Anyway, it’s good to sit in the car. And I guess I can depend on Doughboy after all. He’s at the wheel fiddling around with the dashboard. He can’t find the knob he wants, so we ain’t going nowhere. It’s funny to see him feeling around all tender and slow with his fingers, like he’s groping a woman. He must be pretty stewed himself, and that’s alwa
ys a hell of a tickle, watching a fella in that kind of shape. So all due apologies, but I can’t keep from starting to chuckle — cackle is more like it. I get caught up in such a belly laugh the door pops open, and I pretty near fall out. Doughboy starts losing his cool. And there ain’t many things funnier than a fuming-mad drunk. I laugh so hard I start to cry. Finally he gets the engine to turn over, but then we jerk backwards right into a telephone pole. He cusses into his jacket and jams it into the right gear. When he hits the gas we fly out into the road like a cannonball. Yep, he’s a pretty good driver, Doughboy. Some bicyclists scream at us and a couple others we pass just stand there at the edge of the road, glaring at us. He’s driving pretty damn good, considering he don’t even have his headlights on. And me, I can’t stop laughing, pretty much the whole way, ’cause Doughboy’s drunk as a skunk.
Hurtling along the road at that speed, we pull up outside the Pavilion in no time flat. A lot of folks there. They’re gawking at us ’cause I’m laughing so hard. You’d think a man couldn’t have a little fun in this goddamn country.

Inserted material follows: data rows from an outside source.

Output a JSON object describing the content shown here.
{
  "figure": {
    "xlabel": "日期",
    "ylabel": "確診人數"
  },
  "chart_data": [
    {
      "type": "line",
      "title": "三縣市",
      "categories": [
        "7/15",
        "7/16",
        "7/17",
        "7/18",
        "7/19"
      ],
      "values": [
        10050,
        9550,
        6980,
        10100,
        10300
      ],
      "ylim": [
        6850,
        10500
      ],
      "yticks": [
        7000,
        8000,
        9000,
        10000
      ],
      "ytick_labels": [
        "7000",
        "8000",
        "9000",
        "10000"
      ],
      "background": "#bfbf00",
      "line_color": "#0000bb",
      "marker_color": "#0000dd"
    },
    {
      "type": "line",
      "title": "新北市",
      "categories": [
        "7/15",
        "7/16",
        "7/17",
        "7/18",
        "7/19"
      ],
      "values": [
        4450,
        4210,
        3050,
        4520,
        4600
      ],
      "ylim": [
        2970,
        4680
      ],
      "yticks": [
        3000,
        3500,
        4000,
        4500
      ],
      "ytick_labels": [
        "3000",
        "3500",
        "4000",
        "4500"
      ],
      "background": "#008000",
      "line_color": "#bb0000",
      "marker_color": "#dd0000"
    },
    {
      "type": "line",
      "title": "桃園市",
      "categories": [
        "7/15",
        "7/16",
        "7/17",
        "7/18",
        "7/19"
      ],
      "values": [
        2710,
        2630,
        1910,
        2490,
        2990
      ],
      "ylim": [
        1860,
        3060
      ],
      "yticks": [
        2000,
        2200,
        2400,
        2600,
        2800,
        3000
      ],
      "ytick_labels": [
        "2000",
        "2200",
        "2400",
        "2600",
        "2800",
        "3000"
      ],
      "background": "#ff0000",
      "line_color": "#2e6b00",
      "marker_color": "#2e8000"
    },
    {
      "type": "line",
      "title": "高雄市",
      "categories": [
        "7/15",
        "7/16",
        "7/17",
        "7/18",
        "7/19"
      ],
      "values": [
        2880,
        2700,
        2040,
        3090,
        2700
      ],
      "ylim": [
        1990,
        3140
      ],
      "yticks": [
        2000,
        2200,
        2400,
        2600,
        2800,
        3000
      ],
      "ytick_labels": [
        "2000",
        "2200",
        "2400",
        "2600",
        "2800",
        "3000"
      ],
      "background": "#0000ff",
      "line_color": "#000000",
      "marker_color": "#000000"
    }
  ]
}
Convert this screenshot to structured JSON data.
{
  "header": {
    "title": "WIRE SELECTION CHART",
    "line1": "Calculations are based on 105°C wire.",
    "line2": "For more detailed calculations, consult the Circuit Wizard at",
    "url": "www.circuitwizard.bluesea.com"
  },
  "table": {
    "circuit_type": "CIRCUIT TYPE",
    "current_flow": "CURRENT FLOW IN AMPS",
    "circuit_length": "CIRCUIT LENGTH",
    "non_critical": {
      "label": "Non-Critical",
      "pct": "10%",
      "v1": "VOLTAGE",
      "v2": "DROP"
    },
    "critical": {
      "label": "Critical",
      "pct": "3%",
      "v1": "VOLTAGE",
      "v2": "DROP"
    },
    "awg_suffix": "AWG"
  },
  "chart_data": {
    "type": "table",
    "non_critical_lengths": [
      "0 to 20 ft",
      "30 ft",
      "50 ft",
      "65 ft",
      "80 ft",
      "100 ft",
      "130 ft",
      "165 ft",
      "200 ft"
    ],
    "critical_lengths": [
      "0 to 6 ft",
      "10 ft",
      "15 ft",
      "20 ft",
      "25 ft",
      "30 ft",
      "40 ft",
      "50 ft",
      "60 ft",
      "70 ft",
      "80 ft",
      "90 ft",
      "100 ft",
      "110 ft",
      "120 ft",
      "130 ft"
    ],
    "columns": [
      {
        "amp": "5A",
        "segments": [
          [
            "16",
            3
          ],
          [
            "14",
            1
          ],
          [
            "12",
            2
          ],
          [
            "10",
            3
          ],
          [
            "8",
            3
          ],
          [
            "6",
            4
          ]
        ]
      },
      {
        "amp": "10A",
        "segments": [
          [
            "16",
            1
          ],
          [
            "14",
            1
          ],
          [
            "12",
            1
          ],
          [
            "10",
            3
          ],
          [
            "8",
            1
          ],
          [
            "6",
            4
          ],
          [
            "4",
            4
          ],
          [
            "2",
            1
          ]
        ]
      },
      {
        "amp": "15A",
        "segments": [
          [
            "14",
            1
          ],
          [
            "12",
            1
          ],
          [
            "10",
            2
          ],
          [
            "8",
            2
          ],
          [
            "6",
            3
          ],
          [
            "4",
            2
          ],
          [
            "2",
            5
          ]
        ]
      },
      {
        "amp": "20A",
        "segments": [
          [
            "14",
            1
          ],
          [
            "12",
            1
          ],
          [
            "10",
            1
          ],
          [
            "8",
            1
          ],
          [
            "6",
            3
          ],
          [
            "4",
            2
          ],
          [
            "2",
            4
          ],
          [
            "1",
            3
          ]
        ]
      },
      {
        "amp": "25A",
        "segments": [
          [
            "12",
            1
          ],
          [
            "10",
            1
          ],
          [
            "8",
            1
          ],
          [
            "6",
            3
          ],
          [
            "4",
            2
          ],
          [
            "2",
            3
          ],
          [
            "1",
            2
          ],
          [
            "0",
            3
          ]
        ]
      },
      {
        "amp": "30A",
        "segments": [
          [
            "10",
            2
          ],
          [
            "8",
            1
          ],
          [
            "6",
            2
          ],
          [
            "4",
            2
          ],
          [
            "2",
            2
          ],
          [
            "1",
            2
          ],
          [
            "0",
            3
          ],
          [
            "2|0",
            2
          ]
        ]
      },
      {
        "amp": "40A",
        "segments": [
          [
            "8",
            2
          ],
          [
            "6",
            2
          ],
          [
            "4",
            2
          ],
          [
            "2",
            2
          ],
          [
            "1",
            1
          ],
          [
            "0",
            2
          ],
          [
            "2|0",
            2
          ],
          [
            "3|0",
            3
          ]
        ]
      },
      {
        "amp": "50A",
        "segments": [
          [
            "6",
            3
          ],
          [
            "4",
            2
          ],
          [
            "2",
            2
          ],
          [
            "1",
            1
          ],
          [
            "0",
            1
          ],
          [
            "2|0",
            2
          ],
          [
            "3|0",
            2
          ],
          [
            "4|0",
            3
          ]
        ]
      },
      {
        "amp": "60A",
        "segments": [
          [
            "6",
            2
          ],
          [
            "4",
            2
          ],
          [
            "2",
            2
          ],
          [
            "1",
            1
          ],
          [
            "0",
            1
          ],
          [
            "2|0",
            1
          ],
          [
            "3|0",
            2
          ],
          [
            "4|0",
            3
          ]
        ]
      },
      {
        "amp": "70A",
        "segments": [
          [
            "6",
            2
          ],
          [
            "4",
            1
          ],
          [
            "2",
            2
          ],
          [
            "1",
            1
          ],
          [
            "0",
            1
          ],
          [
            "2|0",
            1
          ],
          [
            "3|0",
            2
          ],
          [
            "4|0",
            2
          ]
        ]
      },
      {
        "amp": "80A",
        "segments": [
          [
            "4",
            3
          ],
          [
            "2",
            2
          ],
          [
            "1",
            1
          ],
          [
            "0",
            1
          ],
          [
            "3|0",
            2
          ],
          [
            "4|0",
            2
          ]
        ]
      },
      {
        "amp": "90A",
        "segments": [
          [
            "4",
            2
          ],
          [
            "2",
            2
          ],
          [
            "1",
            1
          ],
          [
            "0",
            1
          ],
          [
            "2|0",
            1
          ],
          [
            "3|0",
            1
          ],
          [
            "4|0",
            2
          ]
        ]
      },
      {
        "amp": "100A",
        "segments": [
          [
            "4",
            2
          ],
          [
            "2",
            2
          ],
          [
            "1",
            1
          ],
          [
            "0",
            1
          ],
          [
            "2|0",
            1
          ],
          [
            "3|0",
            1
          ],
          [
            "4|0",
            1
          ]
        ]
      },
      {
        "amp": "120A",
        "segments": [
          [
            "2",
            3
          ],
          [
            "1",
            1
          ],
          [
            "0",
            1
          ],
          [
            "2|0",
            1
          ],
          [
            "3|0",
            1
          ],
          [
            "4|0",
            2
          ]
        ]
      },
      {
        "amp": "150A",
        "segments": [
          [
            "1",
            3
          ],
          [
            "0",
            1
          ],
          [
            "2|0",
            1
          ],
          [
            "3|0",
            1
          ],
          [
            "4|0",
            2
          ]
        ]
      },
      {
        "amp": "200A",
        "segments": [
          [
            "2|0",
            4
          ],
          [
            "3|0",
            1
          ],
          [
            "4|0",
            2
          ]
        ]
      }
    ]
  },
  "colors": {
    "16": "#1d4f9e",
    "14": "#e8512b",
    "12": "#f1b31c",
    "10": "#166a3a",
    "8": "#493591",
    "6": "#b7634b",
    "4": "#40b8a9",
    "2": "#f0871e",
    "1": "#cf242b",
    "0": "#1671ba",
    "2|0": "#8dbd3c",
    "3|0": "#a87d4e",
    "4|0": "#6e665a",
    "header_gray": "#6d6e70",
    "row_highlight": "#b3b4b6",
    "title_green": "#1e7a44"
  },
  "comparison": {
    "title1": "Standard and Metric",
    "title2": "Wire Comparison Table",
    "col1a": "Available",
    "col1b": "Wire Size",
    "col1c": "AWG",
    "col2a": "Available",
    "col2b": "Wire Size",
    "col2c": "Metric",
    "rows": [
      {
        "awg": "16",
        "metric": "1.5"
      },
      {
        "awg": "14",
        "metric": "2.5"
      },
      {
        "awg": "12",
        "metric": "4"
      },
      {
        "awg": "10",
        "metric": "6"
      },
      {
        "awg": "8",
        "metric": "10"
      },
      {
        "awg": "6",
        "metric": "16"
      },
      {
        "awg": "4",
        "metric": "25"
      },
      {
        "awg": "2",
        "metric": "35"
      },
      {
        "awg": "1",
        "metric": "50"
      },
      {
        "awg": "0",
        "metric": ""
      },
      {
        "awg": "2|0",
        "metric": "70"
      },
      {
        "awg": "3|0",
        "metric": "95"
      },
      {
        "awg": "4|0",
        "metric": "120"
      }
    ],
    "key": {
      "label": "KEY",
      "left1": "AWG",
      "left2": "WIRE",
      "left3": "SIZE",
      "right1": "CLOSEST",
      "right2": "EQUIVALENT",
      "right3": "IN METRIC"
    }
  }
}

There’s a little hole in the ground near the entrance, and I lose my footing there and end up on my knees. So now the doorman probably thinks I’m drunk. And sure enough I’m getting the stiff arm at the door. We ain’t getting in.
“No entry?” I say, riled up. “We all know what kind of turkey shoot this place is. But that don’t make us the turkeys!”
Takes more than a few brass buttons to make me grovel at the door. But Doughboy, he ain’t standing shoulder to shoulder with me the way I’d expect. Instead he pulls me back and tries to calm me down, and then he says to the doorman, just like he’s a captain of industry or something: “The newspapers might find this an item of some interest, you understand.”